2. On Bittner's potential effect on IRS asserting the FBAR willful penalty. I think that, at the margins, the Bittner decision may cause the IRS to assert the civil willful FBAR penalty in more cases. Keep in mind that, unlike the criminal cases, for the civil willful penalty, the Government must prove willfulness by a preponderance of the evidence rather than beyond a reasonable doubt and the definition of willfulness for the FBAR civil willful penalty is broader than in the criminal case. My sense is that the IRS in some cases, maybe many cases, asserted the nonwillful penalty where it could have asserted the willful penalty because, on a per account basis, the amount of the nonwillful penalty was significant relative to the amount of the willful penalty that might have applied. That certainly was the case for Bittner where, I speculate, the IRS would likely have asserted the willful penalty if it had known it would have only one nonwillful penalty of $10,000 per year. Of course, the IRS and DOJ Tax have to work harder (resource allocation) for the willful penalty than for the nonwillful penalty. So, I speculate, some will benefit from the Bittner decision but some will not benefit in that they will get willful penalties and incur great expense fighting the willful penalties. So, bottom line, overall, the Bittner decision will help in most cases but may prove costly in some cases.

3. The Bittner decision gave the taxpayer the stronger bargaining hand on the nonwillful penalty. But, as I said, at the margins in the process, the IRS will have more incentive to assert the willful penalty to try to scale the penalty to the underlying conduct (as the IRS sees it). That means that the IRS will assert the willful penalty whereas pre-Bittner it might have asserted only the nonwillful penalty. The taxpayer will then have to litigate his or her willfulness with the risk that a court might find the taxpayer willful. Even beyond the monetary cost of a willful penalty, some taxpayers would prefer to avoid a willful penalty litigated in a public forum because it is in effect a holding that the taxpayer intended to cheat (although not in a Cheek sense).
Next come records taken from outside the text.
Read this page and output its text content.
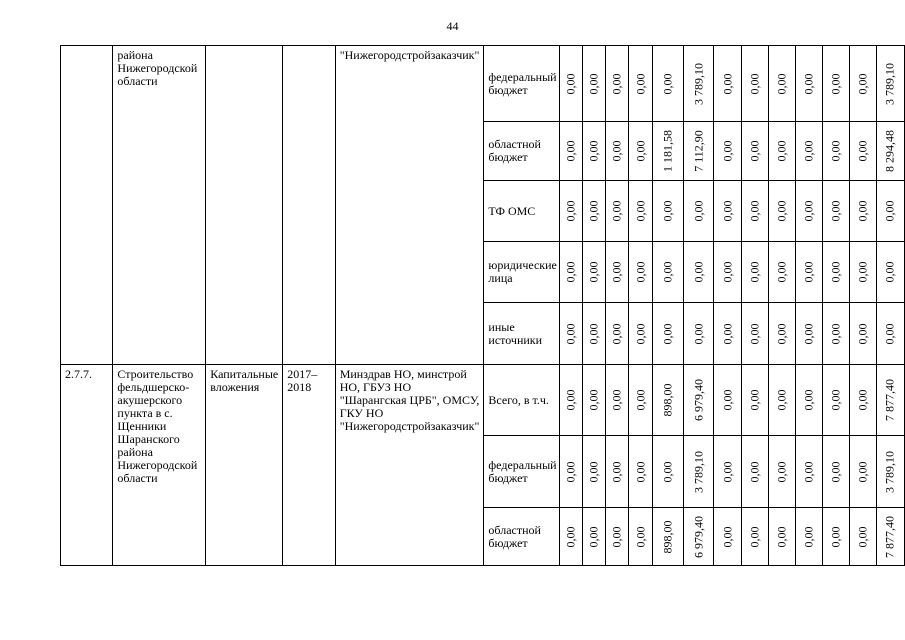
44
	района Нижегородской области			"Нижегородстройзаказчик"	федеральный бюджет	0,00	0,00	0,00	0,00	0,00	3 789,10	0,00	0,00	0,00	0,00	0,00	0,00	3 789,10

					областной бюджет	0,00	0,00	0,00	0,00	1 181,58	7 112,90	0,00	0,00	0,00	0,00	0,00	0,00	8 294,48

					ТФ ОМС	0,00	0,00	0,00	0,00	0,00	0,00	0,00	0,00	0,00	0,00	0,00	0,00	0,00

					юридические лица	0,00	0,00	0,00	0,00	0,00	0,00	0,00	0,00	0,00	0,00	0,00	0,00	0,00

					иные источники	0,00	0,00	0,00	0,00	0,00	0,00	0,00	0,00	0,00	0,00	0,00	0,00	0,00

2.7.7.	Строительство фельдшерско-акушерского пункта в с. Щенники Шаранского района Нижегородской области	Капитальные вложения	2017–2018	Минздрав НО, минстрой НО, ГБУЗ НО "Шарангская ЦРБ", ОМСУ, ГКУ НО "Нижегородстройзаказчик"	Всего, в т.ч.	0,00	0,00	0,00	0,00	898,00	6 979,40	0,00	0,00	0,00	0,00	0,00	0,00	7 877,40

					федеральный бюджет	0,00	0,00	0,00	0,00	0,00	3 789,10	0,00	0,00	0,00	0,00	0,00	0,00	3 789,10

					областной бюджет	0,00	0,00	0,00	0,00	898,00	6 979,40	0,00	0,00	0,00	0,00	0,00	0,00	7 877,40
In the end, though, if the IRS does at the margins expand the number of taxpayers against whom the willful penalty is asserted, those affected taxpayers will face the choice of litigating or trying to reach some settlement that is more than the nonwillful penalty allowed by Bittner but less than the maximum willful penalty.

4. Keep in mind that the fact space between the willful and nonwillful penalties is a continuum, from the clearly nonwillful to the clearly willful. That is true in both criminal and civil FBAR cases. In many of these cases, the taxpayer’s facts are somewhere between those extremes and where those facts fall may strengthen the IRS’s hands. All I am saying is that, in civil penalty cases, the Bittner decision might make the IRS more aggressive in viewing where the facts fall on that continuum.